By Homewatch CareGivers, LLC

As you gather with loved ones during the holidays, pay close attention to clues that they might be needing more help in their day-to-day lives or even living with a progressive illness such as Alzheimer’s disease.

 Just a few months ago, TV show host Dr. Oz revealed that he had missing the warning signs of his mother’s Alzheimer’s disease. Although trained as a cardiothoracic surgeon and not a geriatrician, he shared publicly that in hindsight he had been overlooking her symptoms for a long time.
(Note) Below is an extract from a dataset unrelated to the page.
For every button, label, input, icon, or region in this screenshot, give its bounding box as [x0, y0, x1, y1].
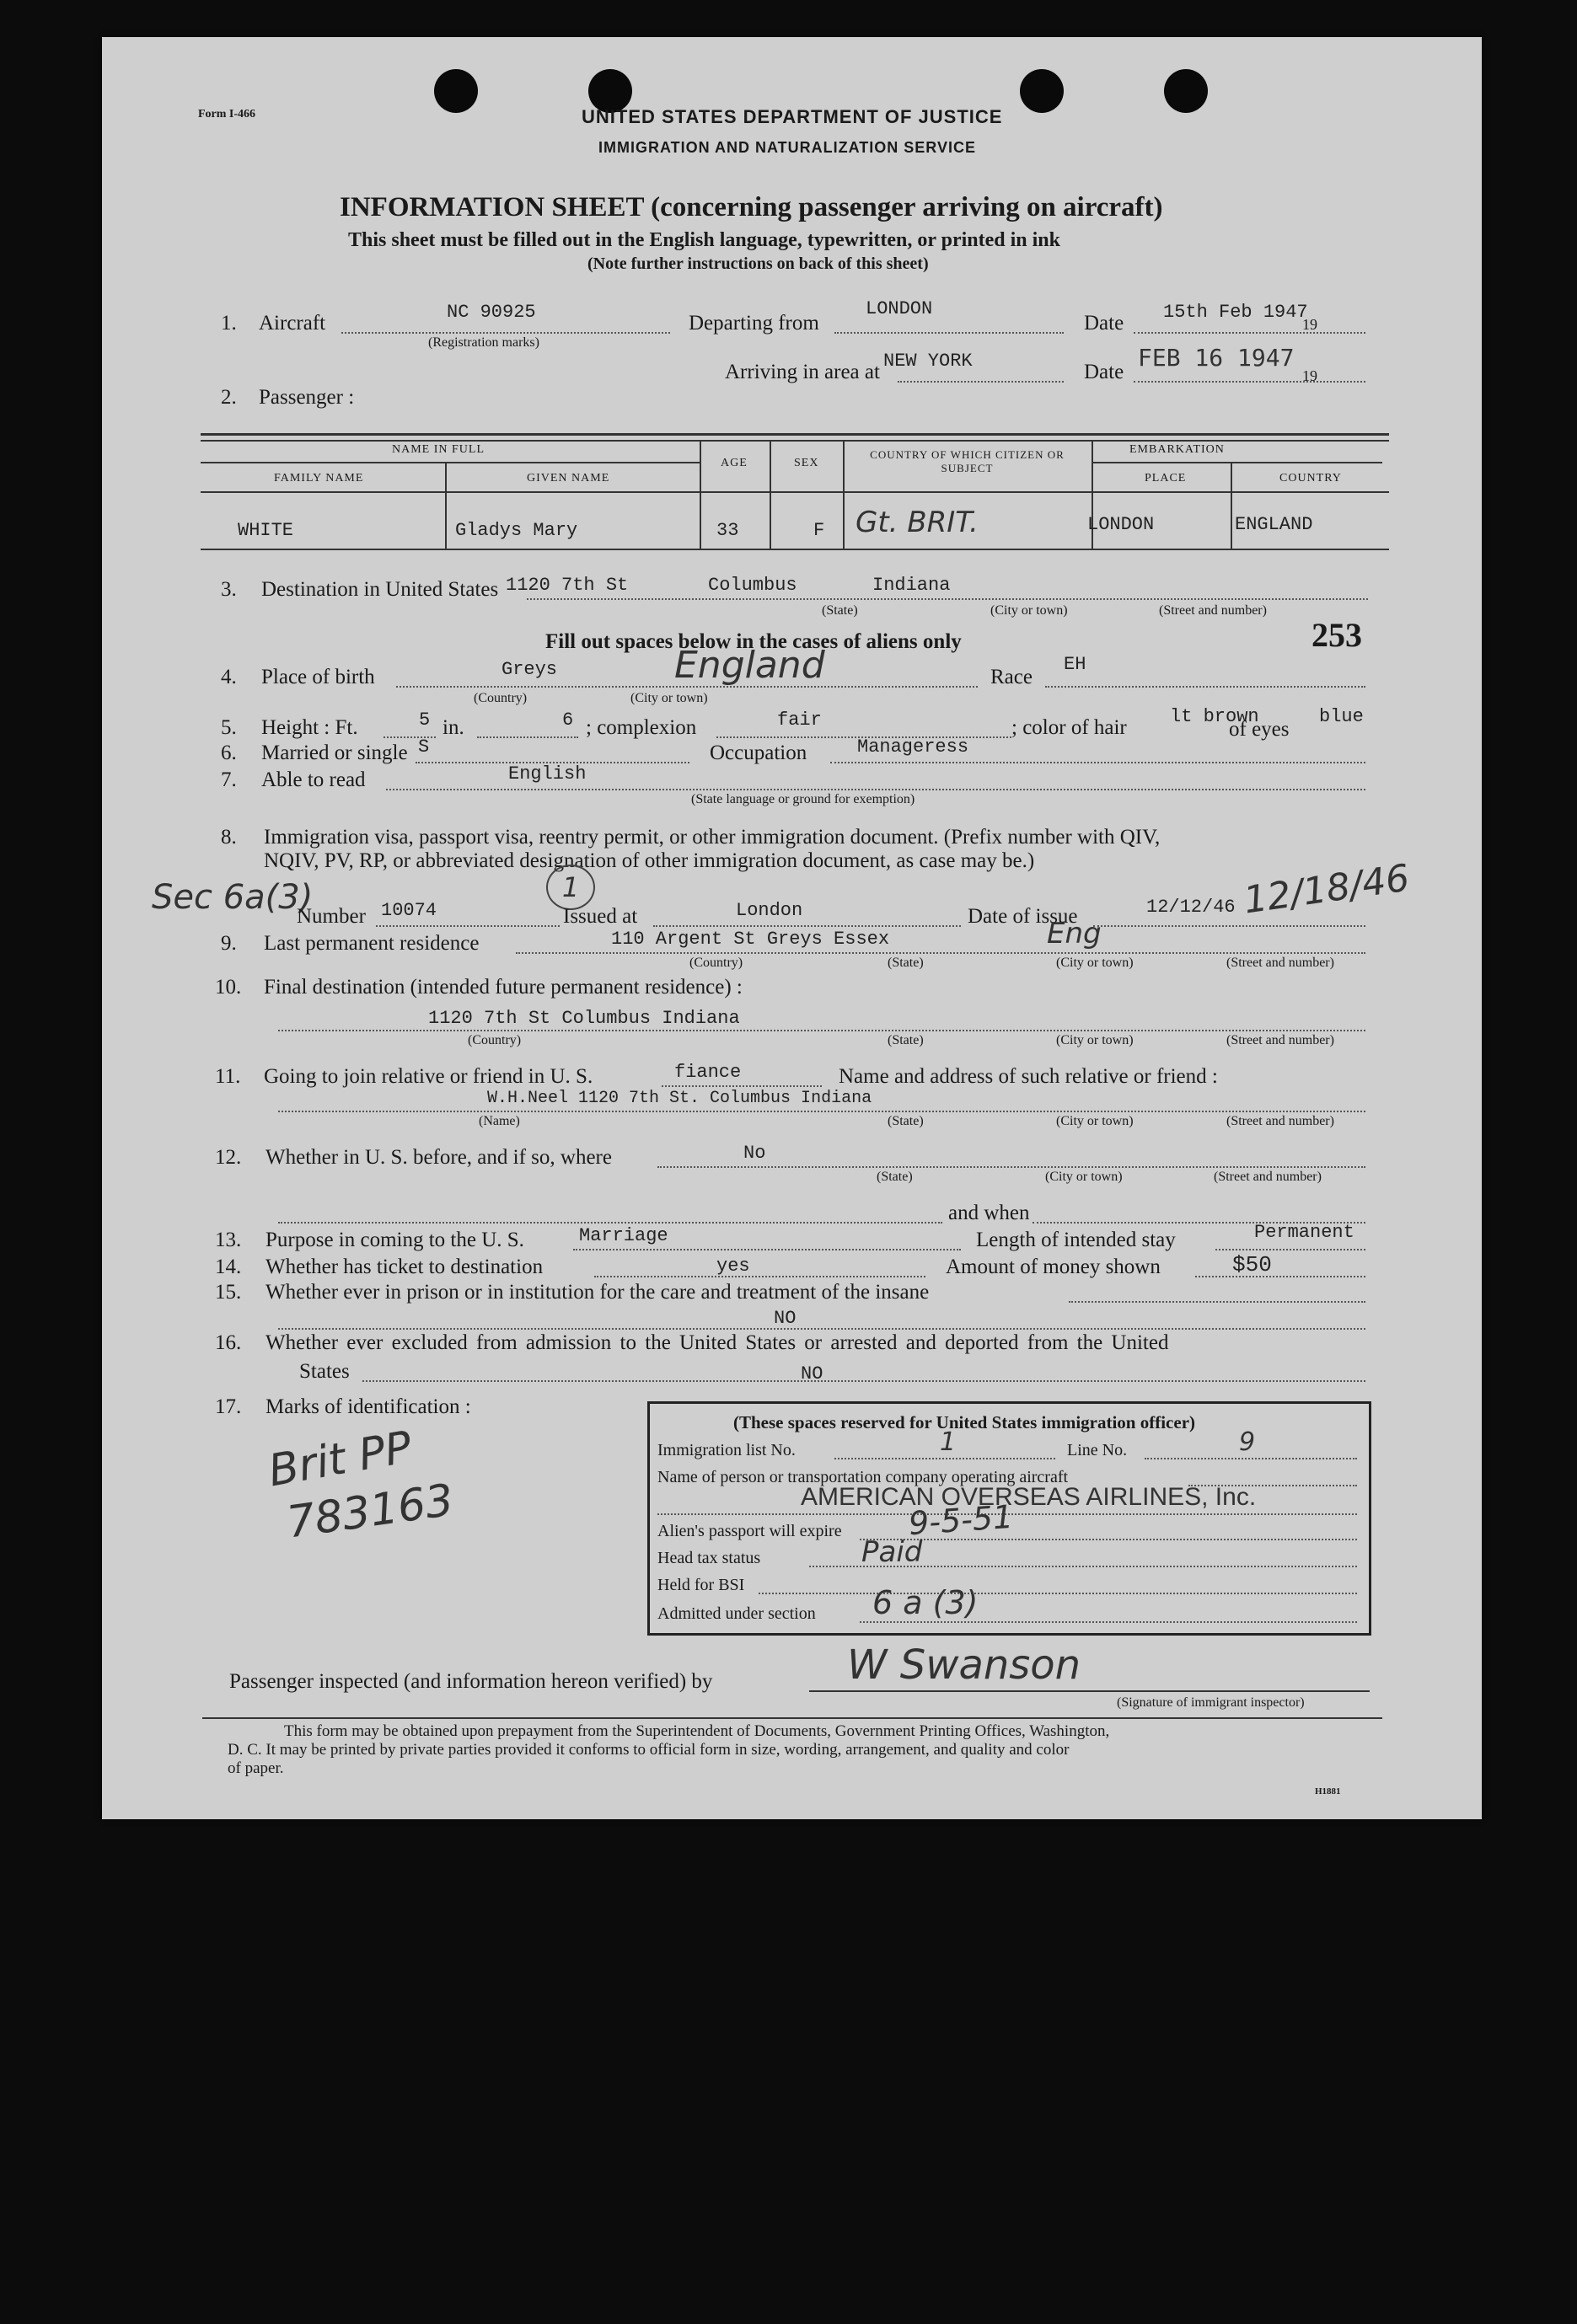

Alzheimer’s disease or any other form of dementia is not part of typical aging. Here are some of the signs that Dr. Oz said he missed in his own mother:

  • Increasing stubbornness
  • Giving away personal items to non-family
  • A significant change in simple routines (such as a new way of applying makeup)
  • Difficulty with planning
  • Confusion with time and place (Dr. Oz shared that his mother would invite him for lunch even though she lives in Turkey and he resides in the United States)
  • Challenges with completing tasks
  • Problems with words
  • No longer having the ability to retrace one’s steps to find a misplaced item

What isn’t on this list is the symptom most commonly associated with dementia: memory loss. The disease can be present before memories fade.

What If Your Loved One Has Symptoms?

Alzheimer’s disease isn’t going to go away or get better, and early intervention can benefit the whole family. That said, there are some symptoms that could mimic dementia or Alzheimer’s disease.

Start a conversation with your loved one about your concerns and schedule an appointment with their health care provider. If possible, join them at the medical appointment so that you can discuss what you observed and why it was concerning to you. Communication with your loved one is essential so that they do not avoid you or the doctor or getting necessary help.

When someone is diagnosed early enough with this progressive disease, it can mean prolonged independence and being able to make their own end-of-life decisions still.